Despite Aung San Suu Kyi’s loss of Western support, her enemies in the military continued to view her as insufficiently supportive of its campaigns. In 2021, they staged yet another coup and returned Aung San Suu Kyi to house arrest. The civil war flared in the same recognizable pattern, with pro-democratic activists aligning with ethnic militias to take down the Tatmadaw. Since then, the military regime has teetered on the brink of collapse as this coalition seizes more and more territory. The integrated militias are crucial to the Tatmadaw’s anti-insurgency campaigns but have generally opted to enforce armed neutrality in the conflict.
🌏Third Phase of the Civil War and its International Implications📱
The new phase of the civil war has created a wide open space for transnational crime on Myanmar’s frontiers. Opium and heroin production has skyrocketed since the coup because impoverished farmers and militia groups produce opium as a reliable source of quick cash.
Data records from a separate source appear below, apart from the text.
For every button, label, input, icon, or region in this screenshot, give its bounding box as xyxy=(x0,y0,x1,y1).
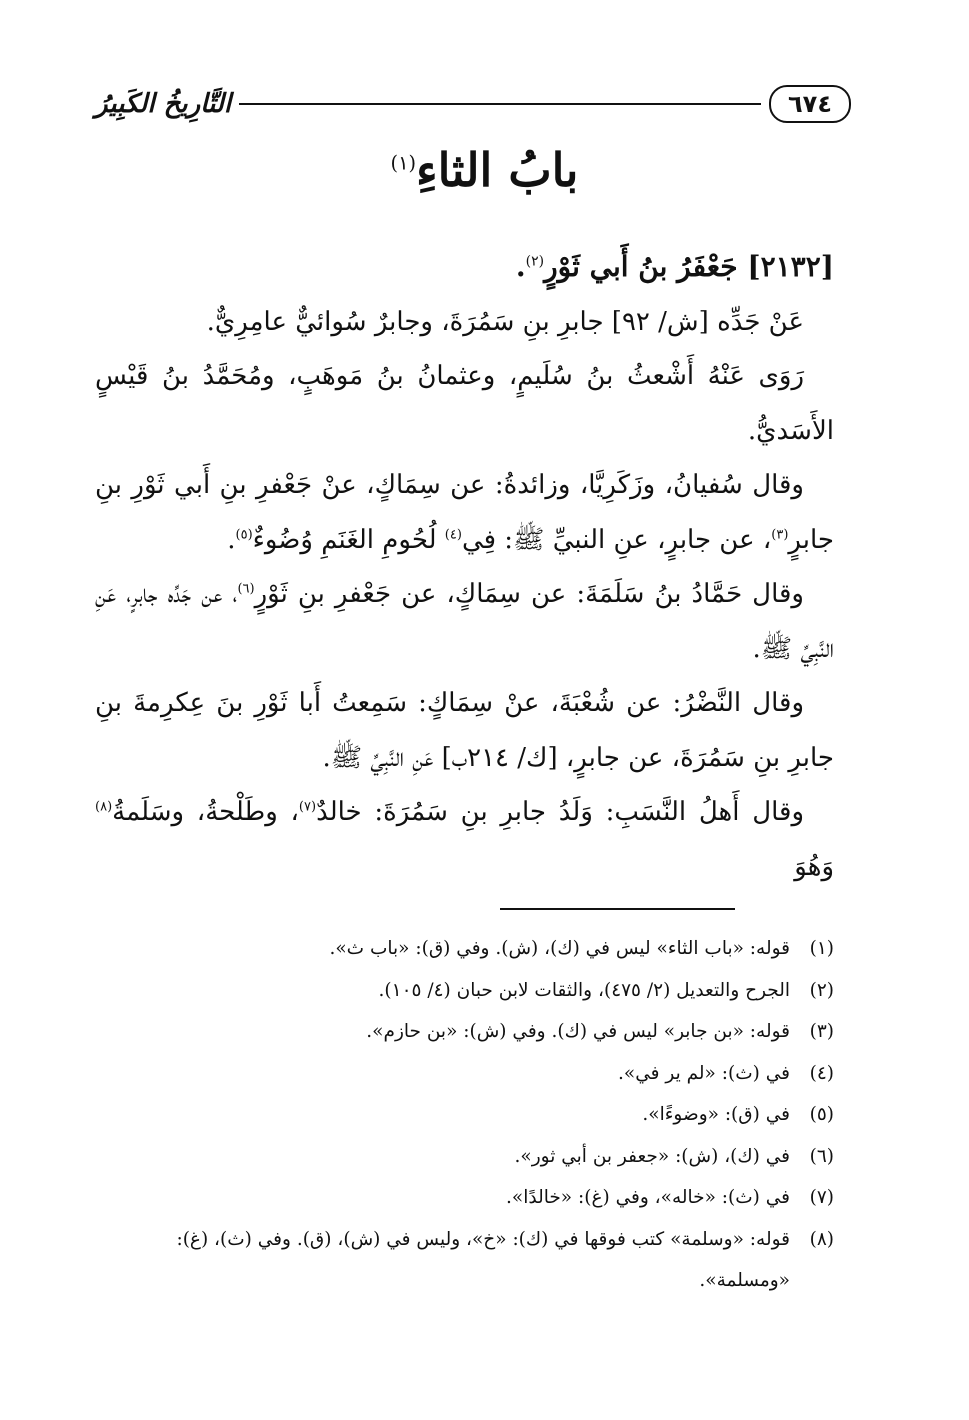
footnote-text: في (ق): «وضوءًا». xyxy=(642,1104,790,1125)
footnote xyxy=(95,970,834,1012)
text-run: لُحُومِ الغَنَمِ وُضُوءٌ xyxy=(252,524,445,555)
text-run: وقال أَهلُ النَّسَبِ: وَلَدُ جابرِ بنِ سَمُرَةَ: خالدٌ xyxy=(316,797,805,827)
footnote-number: (٢) xyxy=(809,979,834,1001)
footnote-number: (٦) xyxy=(809,1145,834,1167)
footnote-marker: (٥) xyxy=(235,526,253,542)
text-run: ، وطَلْحةُ، وسَلَمةُ xyxy=(112,797,299,827)
footnote-marker: (١) xyxy=(390,151,416,175)
footnote-text: في (ث): «لم ير في». xyxy=(618,1062,790,1084)
footnote-number: (٤) xyxy=(809,1062,834,1084)
text-run: وقال سُفيانُ، وزَكَرِيَّا، وزائدةُ: عن سِمَاكٍ، عنْ جَعْفرِ بنِ أَبي ثَوْرِ بنِ جابرٍ xyxy=(95,470,834,555)
footnote-number: (٥) xyxy=(809,1104,834,1125)
footnote-number: (٨) xyxy=(809,1228,834,1250)
footnote xyxy=(95,1053,834,1095)
text-run: ، عن جابرٍ، عنِ النبيِّ ﷺ: فِي xyxy=(461,524,772,555)
footnote xyxy=(95,1094,834,1136)
book-title: التَّارِيخُ الكَبِيرُ xyxy=(95,89,232,119)
paragraph: وقال النَّضْرُ: عن شُعْبَةَ، عنْ سِمَاكٍ: سَمِعتُ أَبا ثَوْرِ بنَ عِكرِمةَ بنِ جابرِ بنِ سَمُرَةَ، عن جابرٍ، [ك/ ٢١٤ب] عَنِ النَّبِيِّ ﷺ. xyxy=(95,688,834,773)
chapter-title: بابُ الثاءِ xyxy=(416,143,579,197)
footnote-marker: (٤) xyxy=(444,526,462,542)
text-run: ، عن جَدِّه جابرٍ، عَنِ النَّبِيِّ ﷺ. xyxy=(95,579,834,664)
footnote-number: (٣) xyxy=(809,1021,834,1042)
footnote-separator xyxy=(500,908,735,910)
footnote-text: الجرح والتعديل (٢/ ٤٧٥)، والثقات لابن حبان (٤/ ١٠٥). xyxy=(378,979,790,1001)
entry-title-text: [٢١٣٢] جَعْفَرُ بنُ أَبي ثَوْرٍ xyxy=(544,250,834,283)
footnote-marker: (٦) xyxy=(237,581,255,597)
footnote-text: قوله: «بن جابر» ليس في (ك). وفي (ش): «بن حازم». xyxy=(366,1021,790,1042)
paragraph xyxy=(95,567,834,676)
paragraph xyxy=(95,785,834,894)
footnotes xyxy=(95,928,834,1302)
paragraph xyxy=(95,458,834,567)
text-run: وَهُوَ xyxy=(794,851,834,882)
footnote-marker: (٢) xyxy=(525,253,545,270)
footnote-text: في (ث): «خاله»، وفي (غ): «خالدًا». xyxy=(506,1187,790,1208)
footnote-marker: (٣) xyxy=(771,526,789,542)
footnote xyxy=(95,1011,834,1053)
footnote-text: قوله: «باب الثاء» ليس في (ك)، (ش). وفي (ق): «باب ث». xyxy=(329,938,790,959)
footnote xyxy=(95,1219,834,1302)
text-run: وقال حَمَّادُ بنُ سَلَمَةَ: عن سِمَاكٍ، عن جَعْفرِ بنِ ثَوْرٍ xyxy=(254,579,804,609)
entry-title xyxy=(95,240,834,295)
text-run: . xyxy=(227,524,236,555)
footnote-text: قوله: «وسلمة» كتب فوقها في (ك): «خ»، وليس في (ش)، (ق). وفي (ث)، (غ): «ومسلمة». xyxy=(176,1228,790,1291)
footnote-number: (٧) xyxy=(809,1187,834,1208)
footnote-number: (١) xyxy=(809,938,834,959)
header-rule xyxy=(239,103,761,105)
footnote-marker: (٧) xyxy=(298,799,317,815)
entry-title-end: . xyxy=(515,250,526,283)
running-header xyxy=(95,84,851,124)
paragraph: رَوَى عَنْهُ أَشْعثُ بنُ سُلَيمٍ، وعثمانُ بنُ مَوهَبٍ، ومُحَمَّدُ بنُ قَيْسٍ الأَسَديُّ. xyxy=(95,361,834,446)
footnote-marker: (٨) xyxy=(95,799,113,815)
body-text xyxy=(95,240,834,894)
chapter-heading xyxy=(0,145,969,196)
footnote-text: في (ك)، (ش): «جعفر بن أبي ثور». xyxy=(514,1145,790,1167)
footnote xyxy=(95,928,834,970)
footnote xyxy=(95,1177,834,1219)
page-number: ٦٧٤ xyxy=(769,85,851,123)
footnote xyxy=(95,1136,834,1178)
paragraph: عَنْ جَدِّه [ش/ ٩٢] جابرِ بنِ سَمُرَةَ، وجابرٌ سُوائيٌّ عامِرِيٌّ. xyxy=(206,306,804,337)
The opium is smuggled by Chinese international crime syndicates and distributed across the world. This opium is inflaming international opioid epidemics in Southeast Asia but also as far afield as Europe and the United States.
The chaotic frontier of Myanmar is a staging ground for Indian separatist rebels who use the region as a base for raids, outside of the reach of the Indian army. This has prompted the Indian government to use anti-regime forces in Myanmar as a proxy to confront the rebels. This offers India an attractive middle ground between punitive invasions which would threaten the rebels and an accommodation with the Tatmadaw regime that would infuriate Bangladesh which currently hosts the vast majority of Rohingya refugees.
As long as there is a civil war in Myanmar, cyber-crime slavery will continue. Chinese criminal organizations, after a crackdown forced them to flee from their previous bases in Cambodia, began to lure foreign workers to Myanmar with the promise of high pay as delivery drivers, translators, and other in-demand professions, before forcing them into cyber-slavery. The scams which the slaves are forced to carry out have made the organizations around 75 billion dollars, some of which goes to militias in exchange for protection money. This in turn provides these militias an incentive to shelter them and market their lawless territories as safe havens for crime.